In this study, we retrieved tissue samples collected from 15 patients who were diagnosed twice as having cancer. We used whole exome sequencing to analyze genetic changes in these cancers. Furthermore, we verified these driver gene variants and applied molecular diagnosis according to driver gene and trunk mutations in recurrent cancer to distinguish between first and recurrent cancers.

In clinical practice, cancer recurrence is diagnosed according to physicians’ judgment and pathological biopsy findings. In the literature, recurrence is defined as a reemergence of cancer at the same location or a nearby site within a short interval after the first diagnosis. It is also defined as pathological biopsy findings revealing the same morphology and malignancy for both occurrences of cancer [32]. The aim of the present study was to describe the differences in mutations between the FT and ST in cancer and evaluate whether the ST is an SPT or recurrence of the FT using molecular diagnosis. Liu conducted a molecular diagnosis for recurrent cancer according to driver gene and trunk mutations [33]. Our results reveal that some patients who were initially diagnosed as having primary cancer actually had recurrent cancer. These recurrent cancers did not show unique driver gene mutations (Table 2). Driver gene and trunk mutations may become a new diagnostic biomarker for distinguishing between recurrent cancer and primary cancer.

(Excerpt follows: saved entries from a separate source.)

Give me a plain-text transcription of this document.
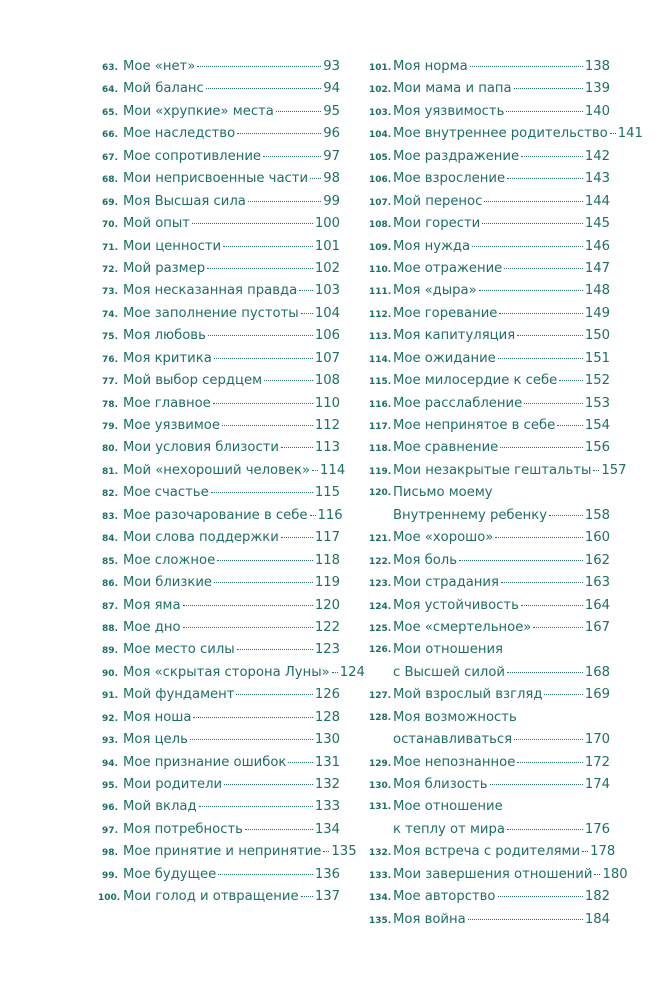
63. Мое «нет»	93
64. Мой баланс	94
65. Мои «хрупкие» места	95
66. Мое наследство	96
67. Мое сопротивление	97
68. Мои неприсвоенные части 98
69. Моя Высшая сила	99
70. Мой опыт	100
71. Мои ценности	101
72. Мой размер	102
73. Моя несказанная правда 103
74. Мое заполнение пустоты 104
75. Моя любовь	106
76. Моя критика	107
77. Мой выбор сердцем	108
78. Мое главное	110
79. Мое уязвимое	112
80. Мои условия близости	113
81. Мой «нехороший человек» 114
82. Мое счастье	115
83. Мое разочарование в себе 116
84. Мои слова поддержки	117
85. Мое сложное	118
86. Мои близкие	119
87. Моя яма	120
88. Мое дно	122
89. Мое место силы	123
90. Моя «скрытая сторона Луны» 124
91. Мой фундамент	126
92. Моя ноша	128
93. Моя цель	130
94. Мое признание ошибок 131
95. Мои родители	132
96. Мой вклад	133
97. Моя потребность	134
98. Мое принятие и непринятие 135
99. Мое будущее	136
100. Мои голод и отвращение 137
101. Моя норма	138
102. Мои мама и папа	139
103. Моя уязвимость	140
104. Мое внутреннее родительство 141
105. Мое раздражение	142
106. Мое взросление	143
107. Мой перенос	144
108. Мои горести	145
109. Моя нужда	146
110. Мое отражение	147
111. Моя «дыра»	148
112. Мое горевание	149
113. Моя капитуляция	150
114. Мое ожидание	151
115. Мое милосердие к себе 152
116. Мое расслабление	153
117. Мое непринятое в себе 154
118. Мое сравнение	156
119. Мои незакрытые гештальты 157
120. Письмо моему
Внутреннему ребенку	158
121. Мое «хорошо»	160
122. Моя боль	162
123. Мои страдания	163
124. Моя устойчивость	164
125. Мое «смертельное»	167
126. Мои отношения
с Высшей силой	168
127. Мой взрослый взгляд	169
128. Моя возможность
останавливаться	170
129. Мое непознанное	172
130. Моя близость	174
131. Мое отношение
к теплу от мира	176
132. Моя встреча с родителями 178
133. Мои завершения отношений 180
134. Мое авторство	182
135. Моя война	184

In our study, four patients were determined to have recurrent cancer according to our results (Table 2). In one patient (PA53), we did not observe any unique gene mutation between both occurrences of cancer; therefore, the cancer was clearly recurrent. Two patients (PA50, and PA55) showed unique nondriver gene mutations in the second diagnosis of cancer. These patients had undergone either CT or RT after the first cancer diagnosed (Table 1). There may be two groups of cancer cells in such patients, with part of the cancer cells dying after the treatment [34]. These patients also had recurrent cancer. Notably, for the four patients who were clinically diagnosed as having recurrent cancer, our results indicated that they had primary cancer. This result shows the inaccuracy of clinical interpretation.

We analyzed 13 patients who were diagnosed twice as having cancer. Using driver gene and trunk mutations, we distinguished between recurrent and primary cancer oral cancers. These findings may require further research for confirmation.